Government ministry of Bahrain

The Ministry of Housing (MOH) is responsible for providing adequate housing for families with limited income in Bahrain.

==History and profile==
The ministry was established in 1975 with Khalid bin Abdulla Al Khalifa as the first Housing Minister. He served in the post between 1975 and 1995.

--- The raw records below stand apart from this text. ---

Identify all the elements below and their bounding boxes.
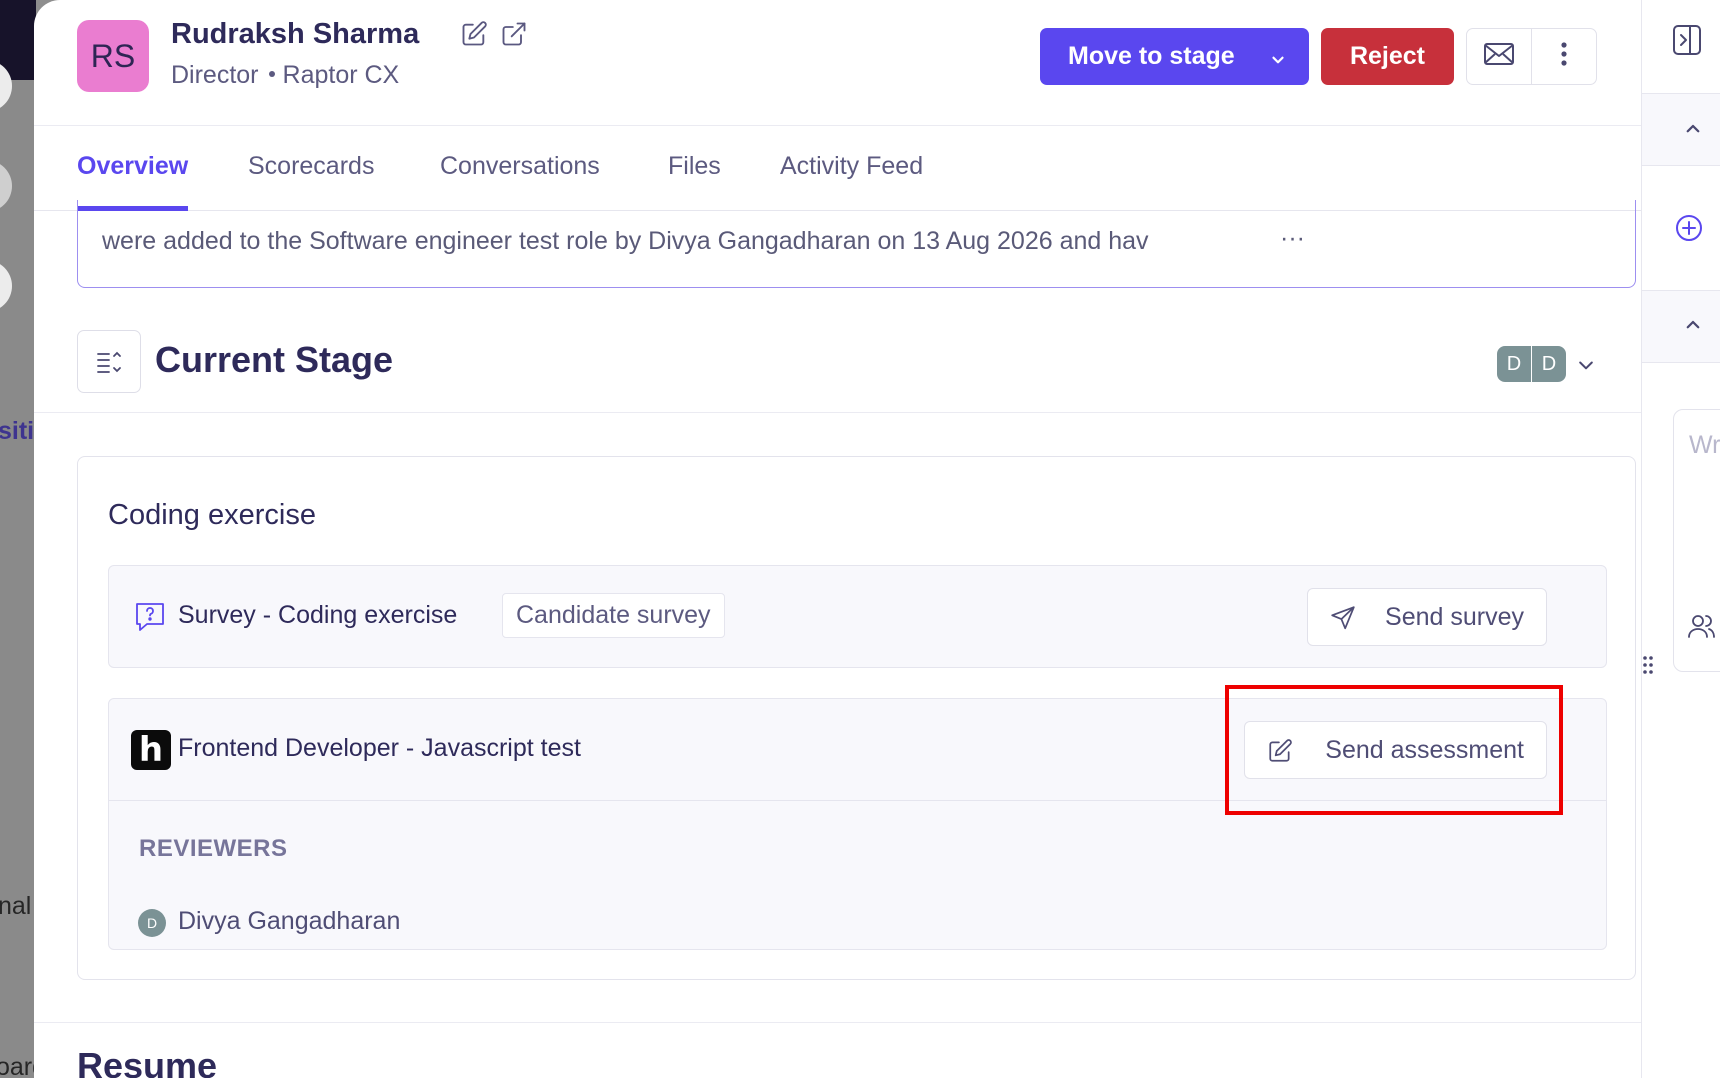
expand-summary-button[interactable]: ··· — [1280, 224, 1305, 253]
edit-icon — [1267, 738, 1293, 764]
hackerearth-logo: h — [131, 730, 171, 770]
candidate-title: Director — [171, 61, 259, 89]
ai-summary-box: were added to the Software engineer test… — [77, 200, 1636, 288]
candidate-drawer: RS Rudraksh Sharma Director Raptor CX Mov… — [34, 0, 1641, 1078]
candidate-avatar: RS — [77, 20, 149, 92]
stage-name: Coding exercise — [108, 499, 316, 531]
move-to-stage-button[interactable]: Move to stage — [1040, 28, 1309, 85]
interviewer-avatar[interactable]: D — [1532, 346, 1566, 382]
more-actions-button[interactable] — [1531, 28, 1597, 85]
chevron-up-icon[interactable] — [1684, 316, 1702, 339]
send-survey-label: Send survey — [1385, 602, 1524, 631]
divider — [1642, 362, 1720, 363]
send-survey-button[interactable]: Send survey — [1307, 588, 1547, 646]
mail-icon — [1483, 41, 1515, 72]
divider — [34, 1022, 1641, 1023]
add-circle-icon[interactable] — [1675, 214, 1703, 247]
more-vertical-icon — [1560, 41, 1568, 72]
panel-section — [1642, 290, 1720, 362]
survey-icon — [133, 599, 167, 633]
tab-bar: Overview Scorecards Conversations Files … — [34, 126, 1641, 211]
chevron-down-icon[interactable] — [1576, 355, 1596, 375]
assessment-label: Frontend Developer - Javascript test — [178, 734, 581, 762]
assessment-header: h Frontend Developer - Javascript test S… — [109, 699, 1606, 801]
background-text: oard — [0, 1053, 36, 1078]
candidate-survey-tag: Candidate survey — [502, 593, 725, 638]
survey-label: Survey - Coding exercise — [178, 601, 458, 629]
send-assessment-label: Send assessment — [1325, 735, 1524, 764]
candidate-name: Rudraksh Sharma — [171, 18, 420, 50]
survey-row: Survey - Coding exercise Candidate surve… — [108, 565, 1607, 668]
background-text: nal — [0, 892, 32, 920]
stage-list-icon[interactable] — [77, 330, 141, 393]
stage-card: Coding exercise Survey - Coding exercise… — [77, 456, 1636, 980]
reviewer-avatar: D — [138, 909, 166, 937]
divider — [1642, 93, 1720, 94]
email-button[interactable] — [1466, 28, 1532, 85]
right-side-panel: Wr — [1641, 0, 1720, 1078]
drag-handle-icon[interactable] — [1641, 654, 1655, 676]
chevron-up-icon[interactable] — [1684, 120, 1702, 143]
separator-dot — [268, 70, 275, 77]
reviewers-heading: REVIEWERS — [139, 835, 288, 862]
resume-title: Resume — [77, 1045, 218, 1078]
send-icon — [1330, 605, 1356, 631]
candidate-header: RS Rudraksh Sharma Director Raptor CX Mov… — [34, 0, 1641, 126]
assessment-row: h Frontend Developer - Javascript test S… — [108, 698, 1607, 950]
background-avatar — [0, 160, 12, 212]
candidate-company: Raptor CX — [282, 61, 400, 89]
edit-icon[interactable] — [460, 20, 488, 48]
divider — [1642, 290, 1720, 291]
panel-section — [1642, 93, 1720, 165]
users-icon[interactable] — [1687, 612, 1717, 645]
candidate-subtitle: Director Raptor CX — [171, 61, 399, 90]
send-assessment-button[interactable]: Send assessment — [1244, 721, 1547, 779]
reviewer-name: Divya Gangadharan — [178, 907, 401, 935]
chevron-down-icon — [1269, 47, 1287, 65]
collapse-panel-icon[interactable] — [1672, 24, 1702, 61]
current-stage-title: Current Stage — [155, 339, 394, 380]
background-text: sitio — [0, 417, 36, 445]
reject-button[interactable]: Reject — [1321, 28, 1454, 85]
external-link-icon[interactable] — [500, 20, 528, 48]
interviewer-avatar[interactable]: D — [1497, 346, 1531, 382]
move-to-stage-label: Move to stage — [1068, 42, 1235, 70]
note-placeholder: Wr — [1689, 431, 1720, 459]
background-avatar — [0, 260, 12, 312]
summary-text: were added to the Software engineer test… — [102, 227, 1149, 255]
current-stage-header: Current Stage D D — [34, 315, 1641, 413]
background-page: sitio nal oard — [0, 0, 36, 1078]
divider — [1642, 165, 1720, 166]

The cabinet added the Housing sector to the Ministry of Works functions after the 2002 Bahraini general election. It was then called "The Ministry of Works & Housing". In December 2007, the ministry was again divided into two separate ministries, one for Housing and one for Public Works.

==Ministry's projects==
The ministry has allegedly constructed 91,864 housing services to this day. The most notable projects were the construction of:
- Isa Town
- Hamad Town
- East Hidd City
- East Sitra City
- Northern City (now renamed Salman Town)
- Zayed Town

In 2013 the Ministry of Housing announced the first ever housing public private partnership (PPP). Partnering with Ithmaar Bank the Ministry has plans to build 50,000 social housing units. The project has begun with 2,800 units in Al Medina Al Shamaliya and Al Luwzi.

== Criticism ==
In May 2013, Prince Charles’s Foundation for Building Community had signed an agreement with the Bahraini Minister of Housing, Basim Alhamer. The purpose was to advise on a sustainable-housing development inspired by Charles’s Poundbury village in Dorset. The £700,000 deal was sharply criticised by campaigners who said it deflected attention from human-rights abuses during the 2011 bloody protests for reform in Bahrain.